Their performances may be

strewn with the mannerisms

of their counterparts (just try

counting the amount of times

that the Doctor says “hmm”,

or Susan cries “grandfather!”) but they have developed into markedly different characters; personalities in their own right. Even their TARDIS isn’t the old girl that we all know so well – she’s an old beer barrel, her fully-operational chameleon circuit allowing her to blend into her surroundings in the Hind’s larder. Of course, these differences are still relatively restrained – the Doctor’s not a gun-toting maniac, the Valeyard, fictional or female – but that only endears him to the listener more, as we are continually reminded of what he might have been, had his destiny not been knocked off course.

 

Indeed, this play’s greatest strength is its ability to make the listener really care about these  unbound characters and events. Whenever a story is set in a parallel universe or alternative timeline there is always a significant risk that the audience won’t give a damn. Here, that’s never an issue. With no reset button looming large, the listener is able to fully invest in the play’s colourful cast of characters, their avarice and ambition, and recoil from the macabre manifestations that are borne of the same.

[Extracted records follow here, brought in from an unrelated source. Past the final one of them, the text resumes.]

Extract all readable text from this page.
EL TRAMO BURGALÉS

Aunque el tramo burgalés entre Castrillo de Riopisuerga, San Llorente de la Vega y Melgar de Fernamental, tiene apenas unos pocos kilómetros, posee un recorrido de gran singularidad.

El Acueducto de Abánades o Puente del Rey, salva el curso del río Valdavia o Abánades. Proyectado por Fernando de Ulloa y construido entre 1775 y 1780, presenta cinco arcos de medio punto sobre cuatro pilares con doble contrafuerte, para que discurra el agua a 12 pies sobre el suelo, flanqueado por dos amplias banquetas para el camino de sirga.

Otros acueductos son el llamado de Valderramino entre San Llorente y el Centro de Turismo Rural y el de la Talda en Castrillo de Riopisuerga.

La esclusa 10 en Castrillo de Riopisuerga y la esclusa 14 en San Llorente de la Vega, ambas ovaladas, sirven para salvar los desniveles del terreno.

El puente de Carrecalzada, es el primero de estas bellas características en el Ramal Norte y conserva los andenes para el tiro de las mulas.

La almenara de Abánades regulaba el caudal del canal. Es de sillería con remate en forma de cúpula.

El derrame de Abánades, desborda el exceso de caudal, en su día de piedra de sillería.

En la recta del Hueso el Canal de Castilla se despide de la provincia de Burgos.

The listener is able to feel the prick of a goose-bump as the titular Storm of Angels surrounds the Earth. Able to shed a tear as the Doctor sees straight through Susan’s final, indescribably munificent deception.

 

To my surprise then, A Storm of Angels turned out to be one of my favourite Unbounds. It might not be as controversial as Full Fathom Five, as fiendishly indulgent as He Jests at Scars..., as erudite as Deadline, or as raucously ghastly as Exile, but it does what it says

on the tin, and does so with superlative poise.